2024/1/13
【新潮流】今「見せつけない」オシャレが人気な理由
Kaori Nakano Co.,Ltd. イギリス文化を起点に、スーツダンディズム史、ファッション史、ラグジュアリー領域へと研究対象を広げている
ファッションは、社会の兆しをいち早く捉える産業だ。まだ言語化されていない世の中の空気を反映する、トレンドの先行指標でもある。
そんなファッション業界で、今、静かな変革が起きている。
2023年の秋頃からブランドロゴを見せずとも、明らかに上質なものと分かる服などを着用する「クワイエットラグジュアリー」というムーブメントが広がっている。
その理由は、決して浅くない。
このスタイルの裏側には、格差の拡大やサステナビリティの意識の高まり、社会不安が影響しているとされる。

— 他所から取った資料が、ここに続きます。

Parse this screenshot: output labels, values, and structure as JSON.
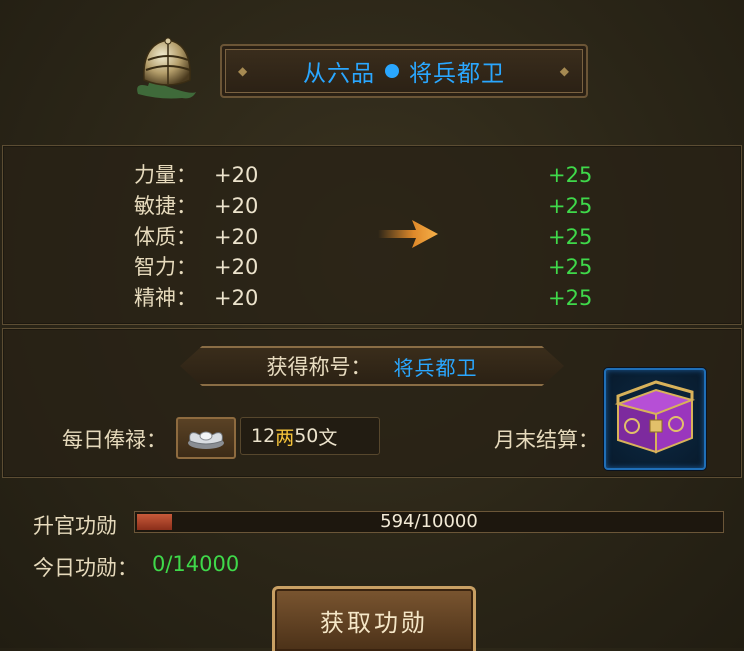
{
  "header": {
    "rank_grade": "从六品",
    "rank_title": "将兵都卫",
    "rank_color": "#2aa7ff"
  },
  "attributes": [
    {
      "label": "力量：",
      "current": "+20",
      "next": "+25"
    },
    {
      "label": "敏捷：",
      "current": "+20",
      "next": "+25"
    },
    {
      "label": "体质：",
      "current": "+20",
      "next": "+25"
    },
    {
      "label": "智力：",
      "current": "+20",
      "next": "+25"
    },
    {
      "label": "精神：",
      "current": "+20",
      "next": "+25"
    }
  ],
  "reward": {
    "title_label": "获得称号：",
    "title_value": "将兵都卫",
    "daily_salary_label": "每日俸禄：",
    "salary_amount": "12",
    "salary_unit_liang": "两",
    "salary_amount_wen": "50",
    "salary_unit_wen": "文",
    "monthly_label": "月末结算："
  },
  "progress": {
    "promotion_label": "升官功勋",
    "current": 594,
    "max": 10000,
    "text": "594/10000",
    "today_label": "今日功勋：",
    "today_value": "0/14000"
  },
  "actions": {
    "earn_merit_label": "获取功勋"
  },
  "icons": {
    "helmet": "helmet-icon",
    "arrow": "arrow-right-icon",
    "silver": "silver-ingot-icon",
    "chest": "treasure-chest-icon"
  },
  "colors": {
    "accent_blue": "#2aa7ff",
    "bonus_green": "#3fd94a",
    "gold": "#f4c23a"
  }
}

そして、クワイエットラグジュアリーのトレンド下では、日本のアパレル産業にとってのチャンスだとも言われている。
この現象と日本の勝ち筋について、服飾史家の中野香織氏の解説をお届けする。
- 「静かなトレンド」がやってきた
- 「格差社会」を反映した隠す美学
- 日本には「追い風」のわけ
- 今こそ、島国を出よ
- ブルネロ クチネリに学べ
- 手織り×テクノロジーに勝ち筋あり
「静かなトレンド」がやってきた
2023年秋ごろから特に強く出てきたトレンドが「クワイエットラグジュアリー」です。
このクワイエットラグジュアリーは、表面的かつ短期的なトレンドとは一線を画す中長期的な時代を表すキーワードです。
発端は、2018年から配信しているHBOドラマ「メディア王 華麗なる一族」でした。
ドラマの中で、一族の長女が、華美ではないものの上質と分かるようなカシミヤのセーターやパンツを着ていました。
そこからこのスタイルが支持されるようになり、富と権力を持つ人のスタイル「クワイエットラグジュアリー」という言葉が、静かに広がり始めました。